Jednak przed spacerem do portu i zaokrętowaniem się na łajbie Mariusa van Bohenwalda musiałem dowiedzieć się, kim jest mój zleceniodawca. To, że jego nazwisko obiło mi się o uszy, nie znaczyło przecież nic. Zwłaszcza, że ja nie mam tak dobrej pamięci, jak Kostuch, który rozmowy sprzed miesięcy potrafi cytować, jak gdyby odbyły się wczoraj. Oczywiście w mieście takim, jak Hez sprawdzenie licencjonowanego kupca nie jest niczym trudnym ani pracochłonnym. Wystarczy udać się do gildii kupieckiej i przepatrzyć dokumenty. Człowiek obcy miałby może niejakie kłopoty z uzyskaniem odpowiednich papierów, ale waszego uniżonego sługę kanceliści znali więcej niż dobrze i nikt nawet nie myślał, by rzucać mi kłody pod nogi. Dlatego też dowiedziałem się, iż van Bohenwald wykupił roczną licencję oraz miał referencje od dwóch zacnych kupców z Bortalz, w którym to mieście żyła jego bliższa i dalsza rodzina. Zgłosił utratę statku i wystąpił o odszkodowanie z tytułu ubezpieczenia, a postępowanie w sprawie trwało. Poza tym dzierżawił na terenie portu magazyn i biuro. Dokumenty gildii, jak zwykle były jasne, przejrzyste i konkretne, a wasz uniżony sługa po raz kolejny utwierdził się w przekonaniu, że jeśli chce się prowadzić intratne interesy, to należy dbać o porządek.

– Tak, tak, biedny Mordimerze – powiedziałem sobie. – Kiedyś kupcy oraz przedsiębiorcy zawojują świat, a dzięki nim prawdziwą władzę zyskają urzędnicy i prawnicy.
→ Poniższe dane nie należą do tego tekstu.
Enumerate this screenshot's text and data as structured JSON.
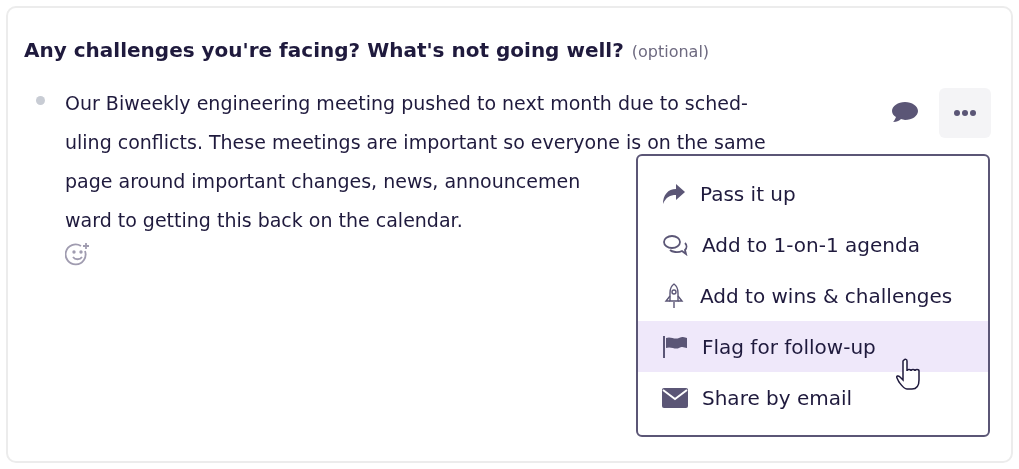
{
  "question": {
    "title": "Any challenges you're facing? What's not going well?",
    "hint": "(optional)"
  },
  "answer": {
    "lines": [
      "Our Biweekly engineering meeting pushed to next month due to sched-",
      "uling conflicts. These meetings are important so everyone is on the same",
      "page around important changes, news, announcemen",
      "ward to getting this back on the calendar."
    ]
  },
  "menu": {
    "open": true,
    "items": [
      {
        "kind": "share",
        "label": "Pass it up",
        "highlighted": false
      },
      {
        "kind": "chat",
        "label": "Add to 1-on-1 agenda",
        "highlighted": false
      },
      {
        "kind": "rocket",
        "label": "Add to wins & challenges",
        "highlighted": false
      },
      {
        "kind": "flag",
        "label": "Flag for follow-up",
        "highlighted": true
      },
      {
        "kind": "mail",
        "label": "Share by email",
        "highlighted": false
      }
    ]
  }
}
A twoja zacna profesja odejdzie w mroki zapomnienia, bo wszyscy zapomną o moralnej czystości, a myśleć już tylko będą o bilansie strat i zysków.

Miałem jednak nadzieję, że nie nastąpi to za mojego życia.

Marius van Bohenwald wydawał się więc człowiekiem wiarygodnym, choć przyznam szczerze, że wolałbym sprawdzić go nieco dokładniej. Ale pogoda w Hezie była tak parszywa, że z ulgą myślałem o orzeźwiającym rzecznym rejsie. Zresztą, jak miały wskazać późniejsze wypadki, nawet najbardziej dokładne sprawdzanie kupca z Bortalz nie przyniosłoby mi żadnej, dającej się wykorzystać, wiedzy.

* * *

Barka należąca do Mariusa van Bohenwalda była zwykłą, rzeczną krypą. Szeroka, o płaskim dnie, tępym dziobie i jednym maszcie. Ale pod pokładem było zadziwiająco dużo miejsca na towary, a beczki i worki leżały również na deskach pokładu, pieczołowicie obwiązane linami i nakryte szarym, żaglowym płótnem. Załoga składała się z wytatuowanego od stóp do głów kapitana (był ubrany tylko w szerokie hajdawery, więc miałem okazję mu się dokładnie przyjrzeć), starego, beznosego sternika i czterech marynarzy. Wszyscy zajęci byli ładowaniem towarów, jedynie kapitan stał na pokładzie i wymachiwał trzymanym w dłoni rzemieniem.